The woman I spoke with had her town home up for sale with a RE agent for 3 months. Just as Deans book said, the RE agents did not do anything but put it on the MLS and put a sign in her yard. Nothing else..She didn't get one hit, so she pulled it off.
As I talked to her I was jotting information and asking questions right off of Deans "Determining a Sellers motivation" section of the book.
She is currently on unemployement and is moving to Chicago soon and needs to sell her house. She preemptively told me that her bank will not accept a short sale because she refinanced in to an equity line of credit.

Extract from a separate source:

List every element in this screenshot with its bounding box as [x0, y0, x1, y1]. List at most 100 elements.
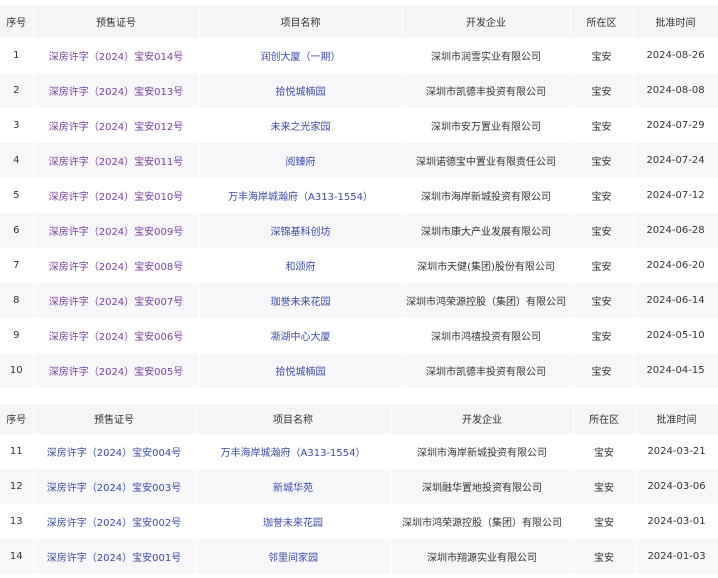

She is having a hard time making her payments and is considering renting it, but she doesn't appear to have the know how or fortitude to make it happen.

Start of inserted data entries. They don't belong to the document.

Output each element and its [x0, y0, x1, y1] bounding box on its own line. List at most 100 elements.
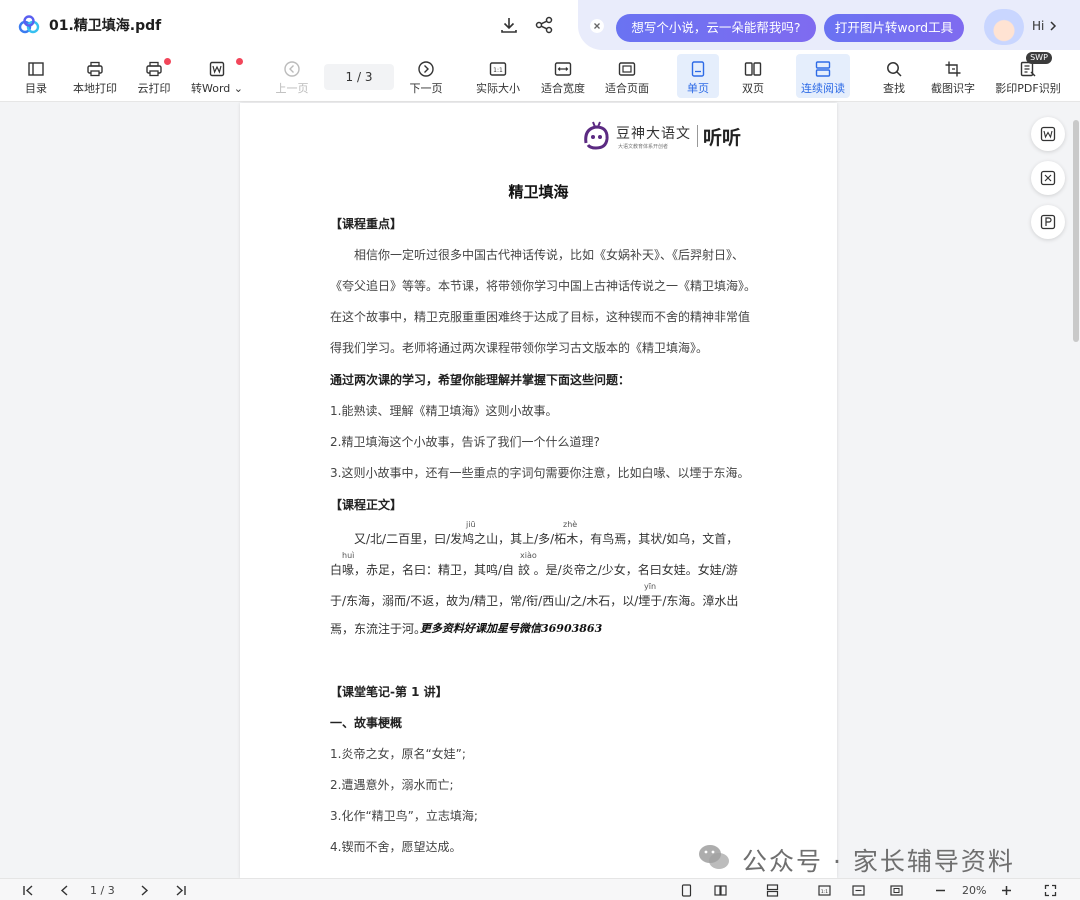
- side-to-word-button[interactable]: [1031, 117, 1065, 151]
- next-page-button[interactable]: 下一页: [406, 54, 446, 98]
- watermark-text: 公众号 · 家长辅导资料: [742, 847, 1015, 876]
- double-page-icon: [744, 62, 762, 76]
- document-viewport[interactable]: 豆神大语文 大语文教育体系开创者 听听 精卫填海 【课程重点】 相信你一定听过很…: [0, 103, 1080, 878]
- pdf-page: 豆神大语文 大语文教育体系开创者 听听 精卫填海 【课程重点】 相信你一定听过很…: [240, 103, 837, 878]
- printer-icon: [87, 61, 103, 77]
- actual-size-button[interactable]: 1:1 实际大小: [473, 54, 523, 98]
- ppt-icon: [1040, 214, 1056, 230]
- file-title: 01.精卫填海.pdf: [49, 18, 162, 34]
- fit-page-icon[interactable]: [890, 884, 903, 897]
- fit-page-icon: [618, 62, 636, 76]
- list-item: 3.化作“精卫鸟”，立志填海;: [330, 809, 478, 823]
- zoom-out-icon[interactable]: [934, 884, 947, 897]
- classical-text-line: 白喙，赤足，名曰：精卫，其鸣/自 詨 。是/炎帝之/少女，名曰女娃。女娃/游: [330, 563, 738, 577]
- greeting-text[interactable]: Hi: [1032, 19, 1044, 33]
- classical-text-line: 焉，东流注于河。: [330, 622, 427, 636]
- side-to-ppt-button[interactable]: [1031, 205, 1065, 239]
- continuous-icon: [815, 61, 831, 77]
- toolbar: 目录 本地打印 云打印 转Word ⌄ 上一页 下一页 1:1 实际大小 适合宽…: [0, 50, 1080, 102]
- next-page-icon: [418, 61, 434, 77]
- list-item: 4.锲而不舍，愿望达成。: [330, 840, 462, 854]
- list-item: 1.能熟读、理解《精卫填海》这则小故事。: [330, 404, 558, 418]
- app-logo-icon: [18, 15, 40, 34]
- prev-page-icon[interactable]: [58, 884, 71, 897]
- fit-width-icon[interactable]: [852, 884, 865, 897]
- section-heading: 【课程正文】: [330, 498, 403, 512]
- next-page-icon[interactable]: [138, 884, 151, 897]
- cloud-printer-icon: [146, 61, 162, 77]
- title-bar: 01.精卫填海.pdf 想写个小说，云一朵能帮我吗? 打开图片转word工具 H…: [0, 0, 1080, 50]
- paragraph-line: 《夸父追日》等等。本节课，将带领你学习中国上古神话传说之一《精卫填海》。: [330, 279, 757, 293]
- section-heading: 【课程重点】: [330, 217, 403, 231]
- download-icon[interactable]: [499, 15, 519, 35]
- zoom-in-icon[interactable]: [1000, 884, 1013, 897]
- notification-dot: [236, 58, 243, 65]
- scrollbar-thumb[interactable]: [1073, 120, 1079, 342]
- list-item: 3.这则小故事中，还有一些重点的字词句需要你注意，比如白喙、以堙于东海。: [330, 466, 750, 480]
- fit-page-button[interactable]: 适合页面: [602, 54, 652, 98]
- pinyin-annotation: xiào: [520, 551, 537, 560]
- zoom-level[interactable]: 20%: [962, 884, 986, 897]
- screenshot-ocr-button[interactable]: 截图识字: [928, 54, 978, 98]
- search-icon: [887, 62, 902, 77]
- fit-width-button[interactable]: 适合宽度: [538, 54, 588, 98]
- paragraph-line: 相信你一定听过很多中国古代神话传说，比如《女娲补天》、《后羿射日》、: [354, 248, 745, 262]
- actual-size-icon: 1:1: [489, 62, 507, 76]
- prev-page-button[interactable]: 上一页: [272, 54, 312, 98]
- section-heading: 【课堂笔记-第 1 讲】: [330, 685, 448, 699]
- list-item: 2.遭遇意外，溺水而亡;: [330, 778, 454, 792]
- page-number-input[interactable]: 1 / 3: [324, 64, 394, 90]
- pinyin-annotation: huì: [342, 551, 355, 560]
- chevron-right-icon[interactable]: [1048, 21, 1058, 31]
- prev-page-icon: [284, 61, 300, 77]
- side-to-excel-button[interactable]: [1031, 161, 1065, 195]
- assistant-avatar[interactable]: [984, 9, 1024, 45]
- svg-text:1:1: 1:1: [821, 889, 828, 895]
- word-icon: [1040, 126, 1056, 142]
- close-icon[interactable]: [590, 19, 604, 33]
- brand-logo-icon: [584, 121, 609, 150]
- local-print-button[interactable]: 本地打印: [70, 54, 120, 98]
- last-page-icon[interactable]: [174, 884, 187, 897]
- subheading: 一、故事梗概: [330, 716, 403, 730]
- excel-icon: [1040, 170, 1056, 186]
- fullscreen-icon[interactable]: [1044, 884, 1057, 897]
- notification-dot: [164, 58, 171, 65]
- subheading: 通过两次课的学习，希望你能理解并掌握下面这些问题：: [330, 373, 631, 387]
- pinyin-annotation: yīn: [644, 582, 657, 591]
- status-bar: 1 / 3 1:1 20%: [0, 878, 1080, 900]
- inline-watermark: 更多资料好课加星号微信36903863: [420, 622, 603, 635]
- classical-text-line: 于/东海，溺而/不返，故为/精卫，常/衔/西山/之/木石，以/堙于/东海。漳水出: [330, 594, 739, 608]
- ai-prompt-novel-button[interactable]: 想写个小说，云一朵能帮我吗?: [616, 14, 816, 42]
- wechat-icon: [699, 845, 729, 869]
- first-page-icon[interactable]: [22, 884, 35, 897]
- brand-name: 豆神大语文: [616, 126, 691, 142]
- fit-width-icon: [554, 62, 572, 76]
- ai-prompt-img2word-button[interactable]: 打开图片转word工具: [824, 14, 964, 42]
- svg-text:1:1: 1:1: [493, 67, 503, 74]
- search-button[interactable]: 查找: [876, 54, 912, 98]
- continuous-read-button[interactable]: 连续阅读: [796, 54, 850, 98]
- classical-text-line: 又/北/二百里，曰/发鸠之山，其上/多/柘木，有鸟焉，其状/如乌，文首，: [354, 532, 739, 546]
- list-item: 2.精卫填海这个小故事，告诉了我们一个什么道理?: [330, 435, 600, 449]
- brand-secondary: 听听: [703, 127, 742, 149]
- single-page-icon: [691, 61, 705, 77]
- status-page-indicator[interactable]: 1 / 3: [90, 884, 115, 897]
- actual-size-icon[interactable]: 1:1: [818, 884, 831, 897]
- continuous-icon[interactable]: [766, 884, 779, 897]
- share-icon[interactable]: [534, 15, 554, 35]
- swp-badge: SWP: [1026, 52, 1052, 64]
- paragraph-line: 在这个故事中，精卫克服重重困难终于达成了目标，这种锲而不舍的精神非常值: [330, 310, 751, 324]
- brand-tagline: 大语文教育体系开创者: [618, 144, 669, 150]
- toc-button[interactable]: 目录: [18, 54, 54, 98]
- brand-divider: [697, 125, 698, 147]
- paragraph-line: 得我们学习。老师将通过两次课程带领你学习古文版本的《精卫填海》。: [330, 341, 709, 355]
- pinyin-annotation: jiū: [466, 520, 476, 529]
- list-item: 1.炎帝之女，原名“女娃”;: [330, 747, 466, 761]
- double-page-icon[interactable]: [714, 884, 727, 897]
- document-title: 精卫填海: [508, 183, 569, 201]
- single-page-button[interactable]: 单页: [677, 54, 719, 98]
- single-page-icon[interactable]: [680, 884, 693, 897]
- toc-icon: [28, 62, 44, 76]
- double-page-button[interactable]: 双页: [734, 54, 772, 98]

The FMV from what I can tell is around $119k according to the County Assessors office, but that is a drop from $133k from the previous year. Comps in the area are showing a drop to $101k by 2010.
Now....she owes $115k approximately. Which puts her at about 4k in equity. I asked her a hypothetical before I got off the phone...I asked "if I brought you a cash offer today, what is the lowest price you would take?" she replied $115k. We both laughed..sarcastically.
To sum it up...I don't think she will be able to rent it or sell it in the time she is looking to move to Chicago. If she doesnt take a lowball, is there such thing as her keeping the note in her name and me renting it for profit for her? Her mortgage gets paid, credit doesnt go bad and I make a profit?